The nearest that the international community ever came to achieving any of these goal was Gorbachev’s proposal in his speech to the UN Assembly in 1988, calling for the elimination of nuclear weapons in a phased programme to be concluded by the year 2000. Given the political will, this would have been an entirely achievable objective and one that could have led to further progress towards comprehensive disarmament. Instead, the United States used the collapse of the Soviet Union and the uncertainty surrounding the future of Russia to effectively close down any radical nuclear disarmament option through the NPT which, in turn, remains completely divorced from any integrated approach to international disarmament.

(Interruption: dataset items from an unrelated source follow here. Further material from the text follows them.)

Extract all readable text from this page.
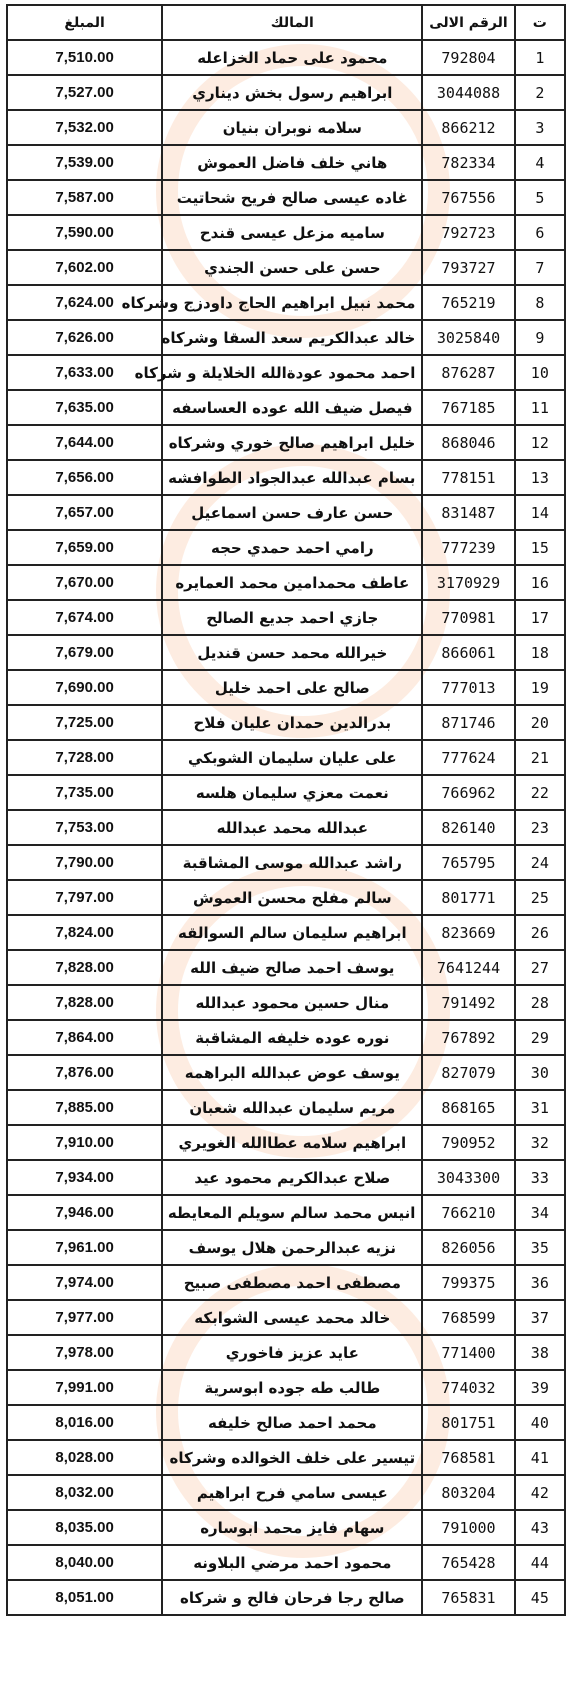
ت	الرقم الالى	المالك	المبلغ
1	792804	محمود على حماد الخزاعله	7,510.00
2	3044088	ابراهيم رسول بخش ديناري	7,527.00
3	866212	سلامه نوبران بنيان	7,532.00
4	782334	هاني خلف فاضل العموش	7,539.00
5	767556	غاده عيسى صالح فريح شحاتيت	7,587.00
6	792723	ساميه مزعل عيسى قندح	7,590.00
7	793727	حسن على حسن الجندي	7,602.00
8	765219	محمد نبيل ابراهيم الحاج داودزج وشركاه	7,624.00
9	3025840	خالد عبدالكريم سعد السقا وشركاه	7,626.00
10	876287	احمد محمود عودةالله الخلايلة و شركاه	7,633.00
11	767185	فيصل ضيف الله عوده العساسفه	7,635.00
12	868046	خليل ابراهيم صالح خوري وشركاه	7,644.00
13	778151	بسام عبدالله عبدالجواد الطوافشه	7,656.00
14	831487	حسن عارف حسن اسماعيل	7,657.00
15	777239	رامي احمد حمدي حجه	7,659.00
16	3170929	عاطف محمدامين محمد العمايره	7,670.00
17	770981	جازي احمد جديع الصالح	7,674.00
18	866061	خيرالله محمد حسن قنديل	7,679.00
19	777013	صالح على احمد خليل	7,690.00
20	871746	بدرالدين حمدان عليان فلاح	7,725.00
21	777624	على عليان سليمان الشوبكي	7,728.00
22	766962	نعمت معزي سليمان هلسه	7,735.00
23	826140	عبدالله محمد عبدالله	7,753.00
24	765795	راشد عبدالله موسى المشاقبة	7,790.00
25	801771	سالم مفلح محسن العموش	7,797.00
26	823669	ابراهيم سليمان سالم السوالقه	7,824.00
27	7641244	يوسف احمد صالح ضيف الله	7,828.00
28	791492	منال حسين محمود عبدالله	7,828.00
29	767892	نوره عوده خليفه المشاقبة	7,864.00
30	827079	يوسف عوض عبدالله البراهمه	7,876.00
31	868165	مريم سليمان عبدالله شعبان	7,885.00
32	790952	ابراهيم سلامه عطاالله الغويري	7,910.00
33	3043300	صلاح عبدالكريم محمود عيد	7,934.00
34	766210	انيس محمد سالم سويلم المعايطه	7,946.00
35	826056	نزيه عبدالرحمن هلال يوسف	7,961.00
36	799375	مصطفى احمد مصطفى صبيح	7,974.00
37	768599	خالد محمد عيسى الشوابكه	7,977.00
38	771400	عايد عزيز فاخوري	7,978.00
39	774032	طالب طه جوده ابوسرية	7,991.00
40	801751	محمد احمد صالح خليفه	8,016.00
41	768581	تيسير على خلف الخوالده وشركاه	8,028.00
42	803204	عيسى سامي فرح ابراهيم	8,032.00
43	791000	سهام فايز محمد ابوساره	8,035.00
44	765428	محمود احمد مرضي البلاونه	8,040.00
45	765831	صالح رجا فرحان فالح و شركاه	8,051.00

Using the McCoy-Zorin template, the peace movement, working with sympathetic leaders from non-aligned states, could put forward a Comprehensive Disarmament Treaty that laid out a clear timetable for the abolition of nuclear weapons by 2025, along with other achievable goals, such as the closure of all foreign military bases and an end to arms exports. These would act as confidence building measures for the next phase of disarmament leading to the disbanding of armed forces and the dismantling of arms manufacturing.

At a time when the militarist drum beat is growing ever stronger and a new Cold War between the West and Russia ever closer, such a framework will be dismissed as hopelessly unrealistic. But the world is in real danger of being sucked into another era of serious military confrontation where the terrifying prospect of nuclear war still remains. Waiting for Godot is not an option.